The UK has been involved with the European XFEL since 2008 through technology collaborations and user consortia. The X-ray camera used in the facility’s Femtosecond X-ray Experiments (FXE) experimental station was designed and built by the UK’s Science and Technology Facilities Council (STFC).

The UK’s Diamond Light Source in Oxfordshire hosts an “XFEL hub” where UK users of the European XFEL are given support in terms of training, sample preparation and data processing. There are also plans to create a dedicated fibre link between Diamond and European XFEL so that users can analyse data in the UK.

Giant planets

The Central Laser Facility of the Science and Technology Facilities Council (STFC) in Oxfordshire is currently building a nanosecond high-energy laser for the High Energy Density (HED) experimental station at European XFEL. Dubbed DiPOLE, the laser will be used to compress matter to extreme pressure to recreate conditions found within giant planets such as Jupiter. X-rays from XFEL will then be used to study this compressed matter.
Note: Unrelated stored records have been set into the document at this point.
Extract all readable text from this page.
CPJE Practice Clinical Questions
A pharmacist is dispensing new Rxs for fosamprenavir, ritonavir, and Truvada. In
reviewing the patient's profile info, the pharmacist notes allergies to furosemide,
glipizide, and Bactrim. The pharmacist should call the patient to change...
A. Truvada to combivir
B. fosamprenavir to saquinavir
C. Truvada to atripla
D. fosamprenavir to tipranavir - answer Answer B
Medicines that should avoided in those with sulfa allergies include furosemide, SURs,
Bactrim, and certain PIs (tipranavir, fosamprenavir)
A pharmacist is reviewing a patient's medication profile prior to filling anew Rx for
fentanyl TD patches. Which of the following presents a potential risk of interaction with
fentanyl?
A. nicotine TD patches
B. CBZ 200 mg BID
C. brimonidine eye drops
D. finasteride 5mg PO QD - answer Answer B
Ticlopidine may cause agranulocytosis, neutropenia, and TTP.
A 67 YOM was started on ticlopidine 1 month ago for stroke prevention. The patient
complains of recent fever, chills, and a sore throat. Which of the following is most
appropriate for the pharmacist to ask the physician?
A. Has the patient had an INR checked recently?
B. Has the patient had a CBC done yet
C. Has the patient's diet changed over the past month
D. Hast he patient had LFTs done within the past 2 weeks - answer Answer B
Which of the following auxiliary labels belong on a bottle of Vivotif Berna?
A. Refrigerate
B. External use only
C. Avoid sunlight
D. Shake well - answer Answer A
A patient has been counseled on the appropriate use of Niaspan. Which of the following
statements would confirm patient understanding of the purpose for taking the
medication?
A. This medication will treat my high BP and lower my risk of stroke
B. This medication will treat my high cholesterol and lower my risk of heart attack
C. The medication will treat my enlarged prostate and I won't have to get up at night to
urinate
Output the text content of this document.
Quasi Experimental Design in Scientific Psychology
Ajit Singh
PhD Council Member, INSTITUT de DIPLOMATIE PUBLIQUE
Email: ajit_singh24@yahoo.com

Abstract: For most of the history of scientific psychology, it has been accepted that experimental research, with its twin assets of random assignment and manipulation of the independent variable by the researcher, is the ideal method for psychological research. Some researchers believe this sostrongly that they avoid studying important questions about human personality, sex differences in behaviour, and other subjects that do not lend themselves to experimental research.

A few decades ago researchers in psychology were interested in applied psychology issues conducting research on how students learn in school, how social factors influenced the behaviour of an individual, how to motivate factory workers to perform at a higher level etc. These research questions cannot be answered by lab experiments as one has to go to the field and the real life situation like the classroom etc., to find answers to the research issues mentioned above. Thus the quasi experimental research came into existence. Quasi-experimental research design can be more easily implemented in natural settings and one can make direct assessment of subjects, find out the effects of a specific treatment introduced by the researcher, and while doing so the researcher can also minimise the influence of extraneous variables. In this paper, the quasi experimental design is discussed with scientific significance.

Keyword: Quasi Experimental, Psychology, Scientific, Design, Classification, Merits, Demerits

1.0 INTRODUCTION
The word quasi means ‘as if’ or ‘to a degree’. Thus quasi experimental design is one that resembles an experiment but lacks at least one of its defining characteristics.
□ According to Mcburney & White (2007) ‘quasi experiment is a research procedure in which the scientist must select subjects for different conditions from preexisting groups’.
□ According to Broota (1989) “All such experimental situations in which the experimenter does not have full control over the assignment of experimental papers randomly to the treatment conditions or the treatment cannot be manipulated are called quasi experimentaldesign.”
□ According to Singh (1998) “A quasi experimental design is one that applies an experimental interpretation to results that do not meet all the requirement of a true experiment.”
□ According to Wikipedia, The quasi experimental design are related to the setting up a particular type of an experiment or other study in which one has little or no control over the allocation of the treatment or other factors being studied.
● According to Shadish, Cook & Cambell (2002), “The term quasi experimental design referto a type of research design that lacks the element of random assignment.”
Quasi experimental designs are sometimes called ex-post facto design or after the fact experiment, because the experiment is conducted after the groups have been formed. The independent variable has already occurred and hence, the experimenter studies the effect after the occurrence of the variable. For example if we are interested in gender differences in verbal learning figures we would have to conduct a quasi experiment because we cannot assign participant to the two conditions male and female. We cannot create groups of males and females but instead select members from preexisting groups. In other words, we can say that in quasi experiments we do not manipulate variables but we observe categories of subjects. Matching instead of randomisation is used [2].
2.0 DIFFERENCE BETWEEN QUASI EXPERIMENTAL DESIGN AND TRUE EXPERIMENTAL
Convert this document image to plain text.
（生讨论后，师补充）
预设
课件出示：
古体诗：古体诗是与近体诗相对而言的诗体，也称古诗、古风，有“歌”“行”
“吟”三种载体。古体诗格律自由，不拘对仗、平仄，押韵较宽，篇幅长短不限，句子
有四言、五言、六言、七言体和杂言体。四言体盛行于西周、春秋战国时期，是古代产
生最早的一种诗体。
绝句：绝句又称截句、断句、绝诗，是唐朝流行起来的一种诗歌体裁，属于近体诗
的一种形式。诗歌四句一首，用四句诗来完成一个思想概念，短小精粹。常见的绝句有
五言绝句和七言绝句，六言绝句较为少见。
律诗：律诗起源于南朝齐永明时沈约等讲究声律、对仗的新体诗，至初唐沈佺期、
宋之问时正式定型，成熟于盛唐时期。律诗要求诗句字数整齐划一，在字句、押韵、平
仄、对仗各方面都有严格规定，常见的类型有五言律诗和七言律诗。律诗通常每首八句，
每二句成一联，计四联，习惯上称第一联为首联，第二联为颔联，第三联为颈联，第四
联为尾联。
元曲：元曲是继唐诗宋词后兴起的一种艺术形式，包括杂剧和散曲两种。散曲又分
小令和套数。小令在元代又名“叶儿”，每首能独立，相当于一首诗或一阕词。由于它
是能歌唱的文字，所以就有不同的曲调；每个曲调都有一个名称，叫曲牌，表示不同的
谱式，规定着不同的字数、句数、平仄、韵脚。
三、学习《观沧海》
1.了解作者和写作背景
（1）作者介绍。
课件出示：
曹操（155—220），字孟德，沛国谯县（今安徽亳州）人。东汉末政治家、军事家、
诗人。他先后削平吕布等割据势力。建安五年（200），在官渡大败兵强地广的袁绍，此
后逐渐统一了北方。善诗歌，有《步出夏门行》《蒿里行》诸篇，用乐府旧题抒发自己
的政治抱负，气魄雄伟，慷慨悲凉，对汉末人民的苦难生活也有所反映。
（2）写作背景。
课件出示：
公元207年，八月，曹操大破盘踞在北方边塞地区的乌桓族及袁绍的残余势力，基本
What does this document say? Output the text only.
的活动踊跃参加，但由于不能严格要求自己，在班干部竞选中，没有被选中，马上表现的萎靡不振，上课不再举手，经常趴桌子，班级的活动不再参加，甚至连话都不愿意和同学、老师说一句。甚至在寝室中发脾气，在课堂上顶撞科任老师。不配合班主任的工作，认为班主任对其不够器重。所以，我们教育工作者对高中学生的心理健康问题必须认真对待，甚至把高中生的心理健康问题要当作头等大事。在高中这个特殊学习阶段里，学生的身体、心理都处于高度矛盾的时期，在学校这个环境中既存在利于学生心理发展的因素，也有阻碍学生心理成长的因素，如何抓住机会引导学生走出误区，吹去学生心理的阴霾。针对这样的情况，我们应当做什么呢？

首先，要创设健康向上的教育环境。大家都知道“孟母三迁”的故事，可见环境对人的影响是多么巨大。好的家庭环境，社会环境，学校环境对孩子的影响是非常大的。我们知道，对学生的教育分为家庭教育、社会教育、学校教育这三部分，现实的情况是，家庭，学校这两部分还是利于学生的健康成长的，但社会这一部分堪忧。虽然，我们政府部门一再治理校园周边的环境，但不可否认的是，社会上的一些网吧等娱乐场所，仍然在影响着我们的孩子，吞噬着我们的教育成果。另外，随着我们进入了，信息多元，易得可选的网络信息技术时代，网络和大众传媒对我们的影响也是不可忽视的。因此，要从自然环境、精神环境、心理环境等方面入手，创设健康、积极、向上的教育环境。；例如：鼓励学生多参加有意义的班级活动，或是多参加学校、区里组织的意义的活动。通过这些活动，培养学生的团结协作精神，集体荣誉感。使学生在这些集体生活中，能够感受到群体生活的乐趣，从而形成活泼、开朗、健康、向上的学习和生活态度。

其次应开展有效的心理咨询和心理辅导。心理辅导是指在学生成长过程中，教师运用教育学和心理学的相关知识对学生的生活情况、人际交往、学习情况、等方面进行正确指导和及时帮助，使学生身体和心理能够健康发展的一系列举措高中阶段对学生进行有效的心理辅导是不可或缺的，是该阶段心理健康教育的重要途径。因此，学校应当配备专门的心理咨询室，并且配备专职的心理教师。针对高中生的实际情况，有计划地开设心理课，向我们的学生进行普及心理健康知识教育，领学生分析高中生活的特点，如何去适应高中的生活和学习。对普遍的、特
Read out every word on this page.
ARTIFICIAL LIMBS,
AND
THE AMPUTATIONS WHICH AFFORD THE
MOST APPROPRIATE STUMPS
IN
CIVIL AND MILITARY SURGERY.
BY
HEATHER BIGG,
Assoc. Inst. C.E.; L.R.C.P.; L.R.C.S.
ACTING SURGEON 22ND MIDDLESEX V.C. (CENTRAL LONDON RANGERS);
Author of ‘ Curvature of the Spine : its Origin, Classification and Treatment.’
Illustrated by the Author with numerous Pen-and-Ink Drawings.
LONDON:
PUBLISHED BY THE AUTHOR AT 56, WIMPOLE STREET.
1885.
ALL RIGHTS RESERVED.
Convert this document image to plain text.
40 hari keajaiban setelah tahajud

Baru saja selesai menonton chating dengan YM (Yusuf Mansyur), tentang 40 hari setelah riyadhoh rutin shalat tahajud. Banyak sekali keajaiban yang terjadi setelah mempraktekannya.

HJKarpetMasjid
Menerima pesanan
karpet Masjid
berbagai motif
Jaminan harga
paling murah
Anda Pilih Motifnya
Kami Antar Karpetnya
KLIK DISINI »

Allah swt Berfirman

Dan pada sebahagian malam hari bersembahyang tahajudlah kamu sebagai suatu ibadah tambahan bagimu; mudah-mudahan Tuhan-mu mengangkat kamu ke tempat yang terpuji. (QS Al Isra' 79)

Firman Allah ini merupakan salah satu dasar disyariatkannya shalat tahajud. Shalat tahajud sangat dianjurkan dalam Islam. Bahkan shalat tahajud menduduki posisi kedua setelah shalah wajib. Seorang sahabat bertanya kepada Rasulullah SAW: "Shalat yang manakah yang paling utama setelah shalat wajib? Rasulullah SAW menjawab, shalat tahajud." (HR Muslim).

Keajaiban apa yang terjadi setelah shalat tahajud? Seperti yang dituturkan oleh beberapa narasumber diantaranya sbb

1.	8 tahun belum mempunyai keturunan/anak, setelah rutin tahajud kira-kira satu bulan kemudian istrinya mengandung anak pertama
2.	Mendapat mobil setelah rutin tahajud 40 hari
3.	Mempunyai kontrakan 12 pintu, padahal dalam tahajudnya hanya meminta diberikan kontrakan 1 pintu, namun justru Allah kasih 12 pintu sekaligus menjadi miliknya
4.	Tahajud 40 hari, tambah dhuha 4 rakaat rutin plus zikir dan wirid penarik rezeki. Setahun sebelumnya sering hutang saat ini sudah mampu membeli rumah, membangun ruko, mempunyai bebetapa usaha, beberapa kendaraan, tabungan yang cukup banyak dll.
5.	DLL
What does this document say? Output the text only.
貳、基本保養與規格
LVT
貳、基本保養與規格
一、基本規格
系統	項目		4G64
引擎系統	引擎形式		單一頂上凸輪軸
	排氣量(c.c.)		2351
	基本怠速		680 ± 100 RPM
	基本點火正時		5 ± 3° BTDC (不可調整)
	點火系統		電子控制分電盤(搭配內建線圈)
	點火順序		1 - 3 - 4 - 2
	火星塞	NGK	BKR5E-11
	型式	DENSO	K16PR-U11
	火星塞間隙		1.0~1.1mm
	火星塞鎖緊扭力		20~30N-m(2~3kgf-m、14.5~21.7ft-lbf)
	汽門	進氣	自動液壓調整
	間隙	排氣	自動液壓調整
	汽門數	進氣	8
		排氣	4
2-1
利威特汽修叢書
“The UK science community has been very active in the project since the very beginning, and their contribution of ideas and know-how has been always highly appreciated,” said Martin Meedom Nielsen who is chair of the European XFEL. Speaking at a ceremony earlier this week at the British Embassy in Berlin to welcome the UK, he added “Together, we will maintain and develop the European XFEL as a world leading facility for X-ray science”.

Also at the ceremony was STFC chief executive Brian Bowsher, who said “As the UK becomes a full member of XFEL it opens up areas of research for British scientists at the atomic, molecular and nanoscale level that are currently inaccessible”.